We always put the health and well-being of the whales first. We have the leading veterinary and scientific experts in the country to advise us on how to do this in a way that puts the health and well-being of the whales first.
We love our whales and so do many of our visitors and this is about doing the best thing for our whales, our guests, our employees and SeaWorld.
“SeaWorld has introduced more than 400 million guests to orcas, and we are proud of our part in contributing to the human understanding of these animals,” said Joel Manby, President and Chief Executive Officer of SeaWorld Entertainment, Inc. “We’ve helped make orcas among the most beloved marine mammals on the planet. As society’s understanding of orcas continues to change, SeaWorld is changing with it. By making this the last generation of orcas in our care and reimagining how guests will experience these beautiful animals, we are fulfilling our mission of providing visitors to our parks with experiences that matter.”

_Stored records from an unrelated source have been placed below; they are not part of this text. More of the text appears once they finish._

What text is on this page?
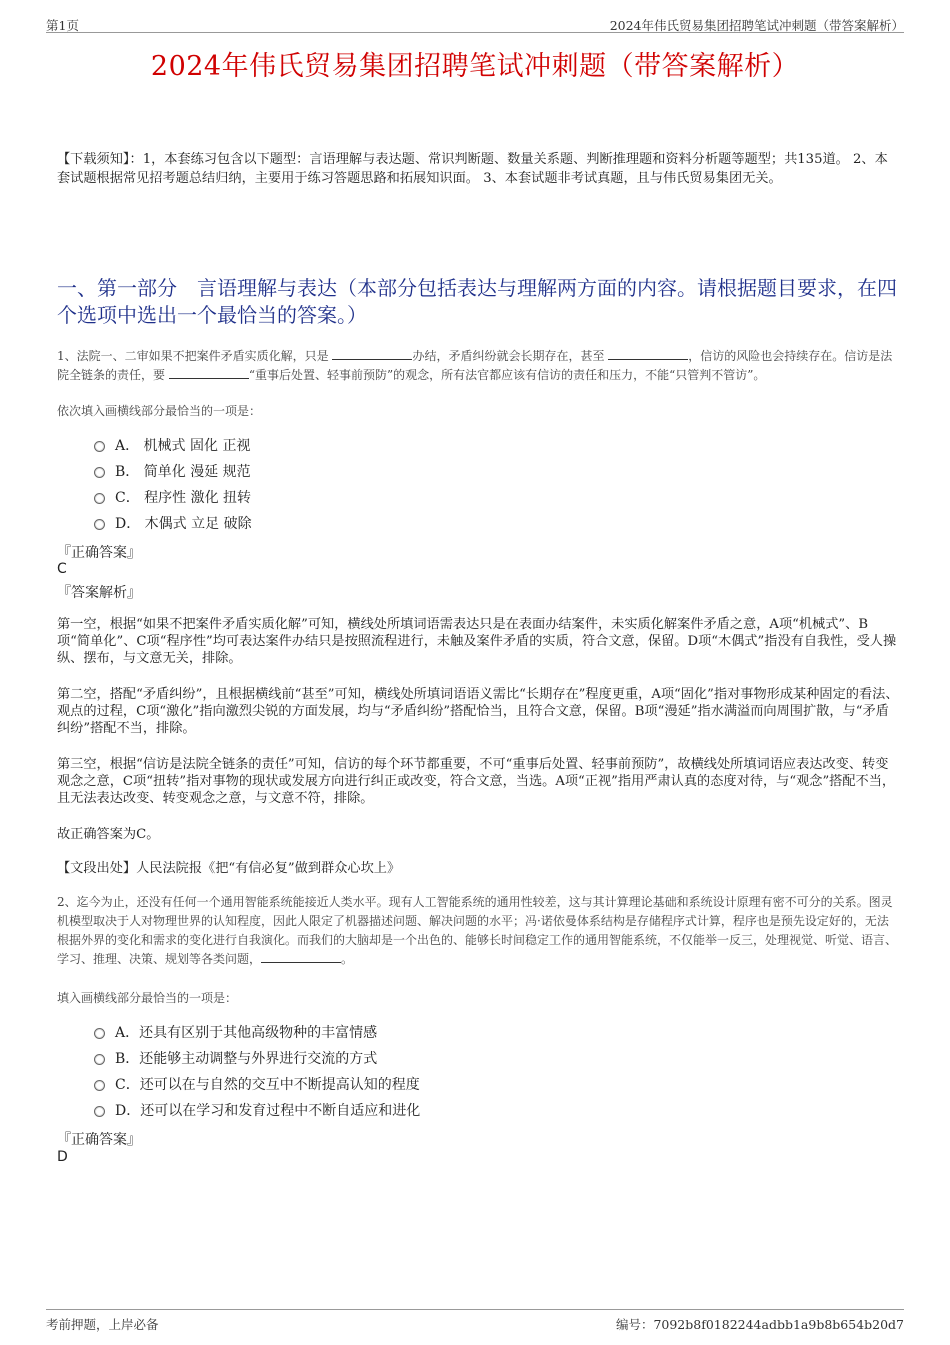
第1页	2024年伟氏贸易集团招聘笔试冲刺题（带答案解析）
2024年伟氏贸易集团招聘笔试冲刺题（带答案解析）
【下载须知】：1，本套练习包含以下题型：言语理解与表达题、常识判断题、数量关系题、判断推理题和资料分析题等题型；共135道。 2、本套试题根据常见招考题总结归纳，主要用于练习答题思路和拓展知识面。 3、本套试题非考试真题，且与伟氏贸易集团无关。
一、第一部分　言语理解与表达（本部分包括表达与理解两方面的内容。请根据题目要求，在四个选项中选出一个最恰当的答案。）
1、法院一、二审如果不把案件矛盾实质化解，只是	办结，矛盾纠纷就会长期存在，甚至	，信访的风险也会持续存在。信访是法院全链条的责任，要	“重事后处置、轻事前预防”的观念，所有法官都应该有信访的责任和压力，不能“只管判不管访”。
依次填入画横线部分最恰当的一项是：
A． 机械式 固化 正视
B． 简单化 漫延 规范
C． 程序性 激化 扭转
D． 木偶式 立足 破除
『正确答案』
C
『答案解析』
第一空，根据“如果不把案件矛盾实质化解”可知，横线处所填词语需表达只是在表面办结案件，未实质化解案件矛盾之意，A项“机械式”、B项“简单化”、C项“程序性”均可表达案件办结只是按照流程进行，未触及案件矛盾的实质，符合文意，保留。D项“木偶式”指没有自我性，受人操纵、摆布，与文意无关，排除。
第二空，搭配“矛盾纠纷”，且根据横线前“甚至”可知，横线处所填词语语义需比“长期存在”程度更重，A项“固化”指对事物形成某种固定的看法、观点的过程，C项“激化”指向激烈尖锐的方面发展，均与“矛盾纠纷”搭配恰当，且符合文意，保留。B项“漫延”指水满溢而向周围扩散，与“矛盾纠纷”搭配不当，排除。
第三空，根据“信访是法院全链条的责任”可知，信访的每个环节都重要，不可“重事后处置、轻事前预防”，故横线处所填词语应表达改变、转变观念之意，C项“扭转”指对事物的现状或发展方向进行纠正或改变，符合文意，当选。A项“正视”指用严肃认真的态度对待，与“观念”搭配不当，且无法表达改变、转变观念之意，与文意不符，排除。
故正确答案为C。
【文段出处】人民法院报《把“有信必复”做到群众心坎上》
2、迄今为止，还没有任何一个通用智能系统能接近人类水平。现有人工智能系统的通用性较差，这与其计算理论基础和系统设计原理有密不可分的关系。图灵机模型取决于人对物理世界的认知程度，因此人限定了机器描述问题、解决问题的水平；冯·诺依曼体系结构是存储程序式计算，程序也是预先设定好的，无法根据外界的变化和需求的变化进行自我演化。而我们的大脑却是一个出色的、能够长时间稳定工作的通用智能系统，不仅能举一反三，处理视觉、听觉、语言、学习、推理、决策、规划等各类问题，	。
填入画横线部分最恰当的一项是：
A．还具有区别于其他高级物种的丰富情感
B．还能够主动调整与外界进行交流的方式
C．还可以在与自然的交互中不断提高认知的程度
D．还可以在学习和发育过程中不断自适应和进化
『正确答案』
D
考前押题，上岸必备	编号：7092b8f0182244adbb1a9b8b654b20d7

SeaWorld has not collected an orca from the wild in almost 40 years, and the vast majority of our orcas were born under human care. These orcas have never lived in the wild and could not survive in oceans that include environmental concerns such as pollution and other man-made threats.
The current population of orcas at Seaworld – including one orca, Takara, that became pregnant last year – will live out their lives at the company’s park habitats, where they will continue to receive the highest-quality care based on the latest advances in marine veterinary medicine, science and zoological best practices. Guests will be able to observe these orcas through the new educational encounters and in viewing areas within the existing habitats.
The work we do at SeaWorld is critical for the protection of animals in the wild, especially marine mammals. The work done by zoological facilities like SeaWorld is critical for the protection of animals in the wild, especially marine mammals. To that end, SeaWorld has committed $50 million over the next five years to be the world’s leading marine animal rescue organization, to advocate for an end to the commercial killing of whales and seals and an end to shark finning.”